Photograph by Daniel Acker/Bloomberg

Employees work on fiberglass fabric in a wind turbine blade mold made for General Electric Co.'s renewable energy business at TPI Composites Inc.'s manufacturing facility in Newton, Iowa.

Colorado and Iowa:

The stages for Republican Mitt Romney’s campaign for president, and for President Barack Obama’s campaign for re-election today.

Romney plans a “town hall”-styled event at Central High School in Grand Junction, which generally opens a candidate to questions from his audience. Obama plans to speak on the economy at Kirkwood Community College in Cedar Rapids, as well as visit the home of Jason and Ali McLaughlin to talk about his plan for continuing Bush-era tax cuts for families earning less than $250,000 a year.
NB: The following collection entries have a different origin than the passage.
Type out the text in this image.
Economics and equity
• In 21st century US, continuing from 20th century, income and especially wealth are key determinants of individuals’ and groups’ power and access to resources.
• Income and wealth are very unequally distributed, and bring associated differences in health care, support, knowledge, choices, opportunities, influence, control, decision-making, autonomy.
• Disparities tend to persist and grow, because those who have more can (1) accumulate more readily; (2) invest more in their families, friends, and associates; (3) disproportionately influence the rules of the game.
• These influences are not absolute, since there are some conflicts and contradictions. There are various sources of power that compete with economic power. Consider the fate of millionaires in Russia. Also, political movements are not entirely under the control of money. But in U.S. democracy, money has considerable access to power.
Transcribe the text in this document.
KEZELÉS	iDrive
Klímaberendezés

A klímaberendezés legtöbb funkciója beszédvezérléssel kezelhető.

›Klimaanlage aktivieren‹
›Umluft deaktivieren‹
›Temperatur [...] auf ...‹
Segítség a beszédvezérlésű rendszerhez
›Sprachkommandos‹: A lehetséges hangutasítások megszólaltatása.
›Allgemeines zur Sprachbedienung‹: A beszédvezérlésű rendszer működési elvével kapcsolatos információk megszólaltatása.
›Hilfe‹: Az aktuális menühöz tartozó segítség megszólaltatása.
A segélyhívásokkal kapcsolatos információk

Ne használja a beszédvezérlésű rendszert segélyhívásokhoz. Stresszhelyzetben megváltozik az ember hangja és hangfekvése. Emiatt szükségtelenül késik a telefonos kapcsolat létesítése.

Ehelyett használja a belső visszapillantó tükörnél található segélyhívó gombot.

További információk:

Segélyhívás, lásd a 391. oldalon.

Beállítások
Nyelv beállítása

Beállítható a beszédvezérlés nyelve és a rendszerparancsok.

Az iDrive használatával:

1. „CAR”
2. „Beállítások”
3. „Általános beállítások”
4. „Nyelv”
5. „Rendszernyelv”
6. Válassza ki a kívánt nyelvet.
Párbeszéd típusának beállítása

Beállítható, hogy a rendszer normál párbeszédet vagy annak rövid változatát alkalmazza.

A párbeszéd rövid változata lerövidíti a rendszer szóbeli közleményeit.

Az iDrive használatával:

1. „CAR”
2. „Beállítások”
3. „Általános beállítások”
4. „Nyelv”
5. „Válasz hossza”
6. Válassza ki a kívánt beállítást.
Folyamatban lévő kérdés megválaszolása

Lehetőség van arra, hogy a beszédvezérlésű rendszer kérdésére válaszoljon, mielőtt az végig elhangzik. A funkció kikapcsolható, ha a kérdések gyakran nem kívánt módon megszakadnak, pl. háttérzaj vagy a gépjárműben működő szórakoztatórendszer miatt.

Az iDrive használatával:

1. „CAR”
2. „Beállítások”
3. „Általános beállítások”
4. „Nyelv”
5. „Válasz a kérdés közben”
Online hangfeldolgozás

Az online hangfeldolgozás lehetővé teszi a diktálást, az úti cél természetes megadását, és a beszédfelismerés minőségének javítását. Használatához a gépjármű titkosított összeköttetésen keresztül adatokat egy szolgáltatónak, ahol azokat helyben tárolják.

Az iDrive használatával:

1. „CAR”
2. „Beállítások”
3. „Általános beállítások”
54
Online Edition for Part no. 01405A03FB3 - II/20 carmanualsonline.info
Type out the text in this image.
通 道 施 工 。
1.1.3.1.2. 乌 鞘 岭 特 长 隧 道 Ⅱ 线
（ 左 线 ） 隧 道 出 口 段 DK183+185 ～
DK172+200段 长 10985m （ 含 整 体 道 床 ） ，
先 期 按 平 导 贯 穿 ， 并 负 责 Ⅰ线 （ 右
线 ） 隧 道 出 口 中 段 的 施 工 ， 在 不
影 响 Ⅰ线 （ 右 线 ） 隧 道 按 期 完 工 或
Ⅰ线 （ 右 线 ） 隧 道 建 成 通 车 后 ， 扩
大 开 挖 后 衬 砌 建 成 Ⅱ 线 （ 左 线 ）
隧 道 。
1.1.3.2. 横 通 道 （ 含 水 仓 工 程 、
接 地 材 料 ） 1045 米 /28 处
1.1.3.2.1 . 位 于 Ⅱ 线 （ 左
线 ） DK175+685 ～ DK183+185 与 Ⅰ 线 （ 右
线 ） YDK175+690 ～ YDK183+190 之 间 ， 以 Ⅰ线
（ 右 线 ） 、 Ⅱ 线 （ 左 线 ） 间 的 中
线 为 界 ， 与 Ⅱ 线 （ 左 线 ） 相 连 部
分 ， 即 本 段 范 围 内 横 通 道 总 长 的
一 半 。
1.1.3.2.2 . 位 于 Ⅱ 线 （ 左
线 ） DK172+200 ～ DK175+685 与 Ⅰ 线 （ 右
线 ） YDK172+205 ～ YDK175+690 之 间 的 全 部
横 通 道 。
Both states backed Obama for election in 2008 — the president carrying Colorado by 9 percentage points, Iowa by 9.5 points. Both states, which also helped former President George W. Bush win re-election in 2004, are considered prime targets in this year’s battle over a dozen or fewer swing-voting states.

Yet the economic picture of the two states, in an election contest rooted in the economy, offers a contrast this time around.

Colorado’s unemployment, 8.1 percent at the last count of the states in April, was down from a peak of 9 percent in November 2010. Its overall economic health has declined by 11.2 percent from the first quarter of 2009, when Obama was inaugurated, to the first quarter of 2012, according to the Bloomberg Economic Evaluation of States. Home prices are off 7.1 percent during the president’s term, though personal income has increased by 10.5 percent and employment has improved by 0.8 percent.

Iowa’s unemployment rested at 5.1 percent in April, well below the national average, and down from a peak of 6.3 percent in November 2010– that’s as bad as it got during the worst recession since the 1930s. Its overall economic health is off by 7.4 percent from first quarter 2009 to first quarter 2012, the BEES index shows, with personal income up 12.5 percent and home prices about where they were four years ago.

In other words, things are looking better today in Iowa than they are in Colorado, and relatively speaking, better for Obama in Iowa now than at the time of his election.

All of which offers Romney a stage, in Colorado, for saying the president’s policies aren’t working, and Obama a stage, in Iowa, with a family that stands to benefit from his tax plans, to say his is the way forward.